Performance data presented in Figures 6–10 are based on desktop system measurements, but mobile platforms built with 45nm cores will see similar performance improvements over previous-generation platforms. Mobile processors, however, operate at lower frequencies because of tighter power and thermal limitations. In this section we illustrate how 45nm enhancements in Intel® Dynamic Acceleration Technology (DAT) improve mobile platform performance.

DAT is a power-management feature that can improve system performance by increasing the frequency of active core(s) when at least half of the cores in a multi-core processor are inactive and thermal headroom is available. DAT was introduced in the 65-nm Intel Core 2 mobile processors, but in the Penryn family of processors we further enhanced DAT performance and energy efficiency by reducing the number of transitions in and out of DAT, reducing transition overhead in high-interrupt-rate scenarios. In the Penryn family of processors, we also extended DAT support to quad-core mobile processors.

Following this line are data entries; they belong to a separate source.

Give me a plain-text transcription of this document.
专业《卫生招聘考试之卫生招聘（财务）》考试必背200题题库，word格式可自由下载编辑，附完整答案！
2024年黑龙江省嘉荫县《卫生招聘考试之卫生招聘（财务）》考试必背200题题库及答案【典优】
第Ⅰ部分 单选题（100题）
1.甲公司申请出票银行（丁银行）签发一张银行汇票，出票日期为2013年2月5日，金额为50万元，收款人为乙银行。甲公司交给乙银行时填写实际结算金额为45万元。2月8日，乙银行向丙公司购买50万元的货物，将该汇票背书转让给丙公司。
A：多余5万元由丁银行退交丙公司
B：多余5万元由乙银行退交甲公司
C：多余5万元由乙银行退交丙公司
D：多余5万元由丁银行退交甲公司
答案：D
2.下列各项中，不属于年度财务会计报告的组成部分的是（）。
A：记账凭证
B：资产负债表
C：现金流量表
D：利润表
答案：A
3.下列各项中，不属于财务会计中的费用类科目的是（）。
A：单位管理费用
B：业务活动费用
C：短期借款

Architectural implementations and more details about these enhancements in Intel's Enhanced Dynamic Acceleration Technology (EDAT) are discussed in.[4] Single-threaded applications running on a dual-core or quad-core processor based on the Penryn family of processors, or two single applications (or a two-threaded application) on a quad-core processor, can take advantage of EDAT.

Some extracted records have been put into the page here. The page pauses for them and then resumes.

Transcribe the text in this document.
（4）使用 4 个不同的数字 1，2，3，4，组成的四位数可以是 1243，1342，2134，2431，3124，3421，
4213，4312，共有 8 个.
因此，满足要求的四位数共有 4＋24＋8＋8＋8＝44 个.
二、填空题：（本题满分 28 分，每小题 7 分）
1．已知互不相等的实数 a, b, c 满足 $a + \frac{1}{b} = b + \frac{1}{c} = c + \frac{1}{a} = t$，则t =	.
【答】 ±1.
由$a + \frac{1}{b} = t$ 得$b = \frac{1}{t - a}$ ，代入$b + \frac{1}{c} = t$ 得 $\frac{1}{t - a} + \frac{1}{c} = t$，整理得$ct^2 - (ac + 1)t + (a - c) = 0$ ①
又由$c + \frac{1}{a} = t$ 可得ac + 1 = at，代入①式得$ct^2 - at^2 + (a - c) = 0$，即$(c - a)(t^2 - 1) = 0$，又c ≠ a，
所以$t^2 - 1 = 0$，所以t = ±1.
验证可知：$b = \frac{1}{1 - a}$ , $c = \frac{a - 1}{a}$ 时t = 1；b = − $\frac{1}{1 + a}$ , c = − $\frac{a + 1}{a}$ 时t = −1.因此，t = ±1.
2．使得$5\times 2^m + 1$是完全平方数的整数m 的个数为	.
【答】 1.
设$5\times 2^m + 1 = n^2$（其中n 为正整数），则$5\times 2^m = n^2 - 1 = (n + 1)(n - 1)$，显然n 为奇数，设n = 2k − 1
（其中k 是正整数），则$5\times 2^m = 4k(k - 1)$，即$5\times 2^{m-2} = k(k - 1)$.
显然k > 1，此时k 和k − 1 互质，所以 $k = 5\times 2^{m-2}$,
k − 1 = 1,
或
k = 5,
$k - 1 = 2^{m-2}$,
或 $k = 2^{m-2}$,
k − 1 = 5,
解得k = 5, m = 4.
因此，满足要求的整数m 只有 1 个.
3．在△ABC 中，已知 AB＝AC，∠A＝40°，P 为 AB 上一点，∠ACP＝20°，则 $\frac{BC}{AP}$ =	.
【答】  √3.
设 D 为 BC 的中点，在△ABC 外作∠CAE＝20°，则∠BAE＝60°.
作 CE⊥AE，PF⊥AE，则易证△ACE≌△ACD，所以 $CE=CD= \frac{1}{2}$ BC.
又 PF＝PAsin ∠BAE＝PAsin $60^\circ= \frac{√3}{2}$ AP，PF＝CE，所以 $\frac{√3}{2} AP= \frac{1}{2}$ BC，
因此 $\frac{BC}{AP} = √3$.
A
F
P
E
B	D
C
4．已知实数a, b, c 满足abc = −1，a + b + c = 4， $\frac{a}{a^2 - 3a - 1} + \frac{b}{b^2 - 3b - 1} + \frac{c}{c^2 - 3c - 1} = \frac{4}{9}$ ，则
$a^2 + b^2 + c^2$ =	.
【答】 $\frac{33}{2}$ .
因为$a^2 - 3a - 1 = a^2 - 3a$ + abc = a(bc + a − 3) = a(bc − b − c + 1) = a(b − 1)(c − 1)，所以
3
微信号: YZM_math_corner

Figures 11-12 illustrate EDAT performance on an Intel Core 2 Quad processor for SPEC 2006, games, and multimedia applications on pre-production mobile platforms with 2GB of DDR3 memory, a 1066MHz FSB, a 120GB hard disk, and a baseline frequency of 2.4GHz.



Figure 11: EDAT performance improvements (estimated SPEC 2006 as measured on pre-production hardware)



Figure 12: EDAT performance improvements (multimedia and games as measured on pre-production hardware)

To fit QC processors into the mobile Thermal Design Power (TDP) envelope, Intel had to reduce the processor's operating frequency, which in turns gives a wider dynamic range in terms of thermal headroom to operate at EDAT frequencies for one- and two-core operations. The performance gains for EDAT are solely from frequency scaling. The amount of frequency improvement varies from product to product. Single-threaded applications, or two single-threaded applications, or an application with two worker threads with good frequency scaling running on a quad-core processor, can see up to a 10 percent performance boost from EDAT.